Mary Alice Douglas (1860–1941) was an English headmistress at Godolphin School.

== Early life and education ==
She was born 29 November 1860 at Salwarpe, Worcestershire, the eighth of sixteen children of rector William Douglas and his wife Frances, née How. Educated at home, she taught at Worcester Girls’ High School at the age of 22 before attending Westfield College, London, in 1884–5.

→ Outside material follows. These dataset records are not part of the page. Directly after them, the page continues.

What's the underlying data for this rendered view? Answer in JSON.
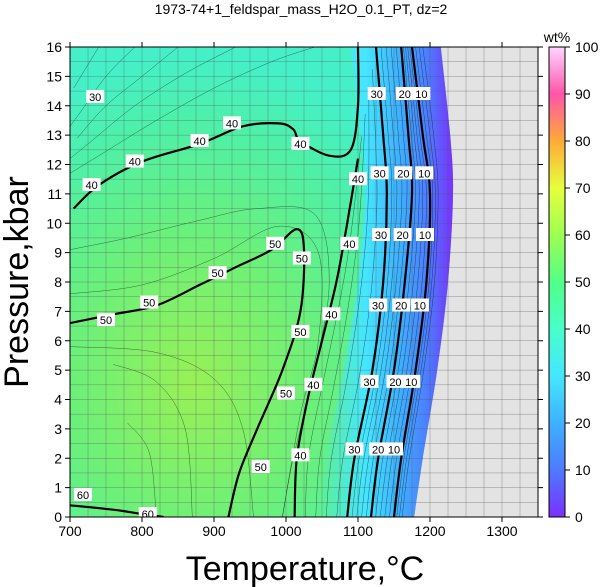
{
  "chart_data": {
    "type": "contour",
    "title": "1973-74+1_feldspar_mass_H2O_0.1_PT, dz=2",
    "xlabel": "Temperature,°C",
    "ylabel": "Pressure,kbar",
    "xlim": [
      700,
      1350
    ],
    "ylim": [
      0,
      16
    ],
    "x_ticks": [
      "700",
      "800",
      "900",
      "1000",
      "1100",
      "1200",
      "1300"
    ],
    "y_ticks": [
      "0",
      "1",
      "2",
      "3",
      "4",
      "5",
      "6",
      "7",
      "8",
      "9",
      "10",
      "11",
      "12",
      "13",
      "14",
      "15",
      "16"
    ],
    "grid": true,
    "colorbar": {
      "label": "wt%",
      "range": [
        0,
        100
      ],
      "ticks": [
        "0",
        "10",
        "20",
        "30",
        "40",
        "50",
        "60",
        "70",
        "80",
        "90",
        "100"
      ]
    },
    "bold_contours": [
      {
        "level": 10,
        "points": [
          [
            1175,
            16
          ],
          [
            1190,
            13
          ],
          [
            1200,
            11
          ],
          [
            1195,
            8
          ],
          [
            1180,
            5
          ],
          [
            1160,
            2
          ],
          [
            1150,
            0
          ]
        ]
      },
      {
        "level": 20,
        "points": [
          [
            1160,
            16
          ],
          [
            1170,
            13
          ],
          [
            1175,
            11
          ],
          [
            1165,
            8
          ],
          [
            1150,
            5
          ],
          [
            1128,
            2
          ],
          [
            1118,
            0
          ]
        ]
      },
      {
        "level": 30,
        "points": [
          [
            1125,
            16
          ],
          [
            1135,
            13
          ],
          [
            1140,
            11
          ],
          [
            1135,
            8
          ],
          [
            1120,
            5
          ],
          [
            1095,
            2
          ],
          [
            1085,
            0
          ]
        ]
      },
      {
        "level": 40,
        "points": [
          [
            1100,
            16
          ],
          [
            1100,
            14
          ],
          [
            1090,
            12.5
          ],
          [
            1060,
            12.3
          ],
          [
            1020,
            12.8
          ],
          [
            1010,
            13.2
          ],
          [
            990,
            13.4
          ],
          [
            940,
            13.3
          ],
          [
            880,
            12.7
          ],
          [
            800,
            12.1
          ],
          [
            740,
            11.3
          ],
          [
            705,
            10.5
          ]
        ]
      },
      {
        "level": 40,
        "points": [
          [
            1100,
            12.2
          ],
          [
            1085,
            10
          ],
          [
            1070,
            8
          ],
          [
            1050,
            6
          ],
          [
            1030,
            4
          ],
          [
            1015,
            2
          ],
          [
            1012,
            0
          ]
        ]
      },
      {
        "level": 50,
        "points": [
          [
            700,
            6.6
          ],
          [
            760,
            6.9
          ],
          [
            820,
            7.2
          ],
          [
            880,
            7.9
          ],
          [
            930,
            8.5
          ],
          [
            980,
            9.1
          ],
          [
            1015,
            9.8
          ],
          [
            1025,
            9.1
          ],
          [
            1020,
            7
          ],
          [
            995,
            5
          ],
          [
            960,
            3
          ],
          [
            935,
            1.5
          ],
          [
            920,
            0
          ]
        ]
      },
      {
        "level": 60,
        "points": [
          [
            700,
            0.4
          ],
          [
            760,
            0.25
          ],
          [
            800,
            0.1
          ],
          [
            830,
            0
          ]
        ]
      }
    ],
    "contour_labels": [
      {
        "text": "30",
        "x": 735,
        "y": 14.3
      },
      {
        "text": "40",
        "x": 730,
        "y": 11.3
      },
      {
        "text": "40",
        "x": 790,
        "y": 12.1
      },
      {
        "text": "40",
        "x": 880,
        "y": 12.8
      },
      {
        "text": "40",
        "x": 925,
        "y": 13.4
      },
      {
        "text": "40",
        "x": 1020,
        "y": 12.7
      },
      {
        "text": "40",
        "x": 1100,
        "y": 11.5
      },
      {
        "text": "40",
        "x": 1088,
        "y": 9.3
      },
      {
        "text": "40",
        "x": 1063,
        "y": 6.9
      },
      {
        "text": "40",
        "x": 1038,
        "y": 4.5
      },
      {
        "text": "40",
        "x": 1020,
        "y": 2.1
      },
      {
        "text": "50",
        "x": 750,
        "y": 6.7
      },
      {
        "text": "50",
        "x": 810,
        "y": 7.3
      },
      {
        "text": "50",
        "x": 905,
        "y": 8.3
      },
      {
        "text": "50",
        "x": 985,
        "y": 9.3
      },
      {
        "text": "50",
        "x": 1022,
        "y": 8.8
      },
      {
        "text": "50",
        "x": 1020,
        "y": 6.3
      },
      {
        "text": "50",
        "x": 1000,
        "y": 4.2
      },
      {
        "text": "50",
        "x": 965,
        "y": 1.7
      },
      {
        "text": "60",
        "x": 718,
        "y": 0.75
      },
      {
        "text": "60",
        "x": 808,
        "y": 0.1
      },
      {
        "text": "30",
        "x": 1126,
        "y": 14.4
      },
      {
        "text": "30",
        "x": 1130,
        "y": 11.7
      },
      {
        "text": "30",
        "x": 1132,
        "y": 9.6
      },
      {
        "text": "30",
        "x": 1128,
        "y": 7.2
      },
      {
        "text": "30",
        "x": 1116,
        "y": 4.6
      },
      {
        "text": "30",
        "x": 1095,
        "y": 2.3
      },
      {
        "text": "20",
        "x": 1165,
        "y": 14.4
      },
      {
        "text": "20",
        "x": 1163,
        "y": 11.7
      },
      {
        "text": "20",
        "x": 1162,
        "y": 9.6
      },
      {
        "text": "20",
        "x": 1160,
        "y": 7.2
      },
      {
        "text": "20",
        "x": 1152,
        "y": 4.6
      },
      {
        "text": "20",
        "x": 1128,
        "y": 2.3
      },
      {
        "text": "10",
        "x": 1188,
        "y": 14.4
      },
      {
        "text": "10",
        "x": 1192,
        "y": 11.7
      },
      {
        "text": "10",
        "x": 1193,
        "y": 9.6
      },
      {
        "text": "10",
        "x": 1186,
        "y": 7.2
      },
      {
        "text": "10",
        "x": 1174,
        "y": 4.6
      },
      {
        "text": "10",
        "x": 1150,
        "y": 2.3
      }
    ],
    "no_data_color": "#e3e3e3",
    "colors": {
      "c0": "#7a30ff",
      "c10": "#4d7aff",
      "c20": "#3eb1ff",
      "c30": "#45e6ff",
      "c40": "#47ffc9",
      "c50": "#52ff88",
      "c60": "#9dff52",
      "c70": "#e6ff3d",
      "c80": "#ffaa38",
      "c90": "#ff55aa",
      "c100": "#ffd5ff"
    }
  }
}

== Headmistress of Godolphin ==
Douglas was appointed headmistress of Godolphin School, Salisbury, in 1890. Her 28-year headship saw the student body expand from 22 to 230 and the opening of several new purpose-built buildings to accommodate the larger numbers of girls. Douglas’ stated aim was 'to teach the girls to think for themselves, to desire what is good and true and to overcome difficulties by perseverance'.

In 1911, she and Sarah Burstall edited and published Public Schools for Girls: a Series of Papers on their History, Aims and Schemes of Study, arguing for greater specialisation in the curriculum of girls who intended to go on to college. Godolphin School sent several pupils to the women's colleges at Oxford and Cambridge under her headship.

She chaired the Association of Headmistresses from 1911 to 1913, and helmed the school through World War I, when the pupils contributed to local farming.

She retired in 1919 and died on 7 November 1941 at the home she shared with a brother and sister in Wantage, Berkshire.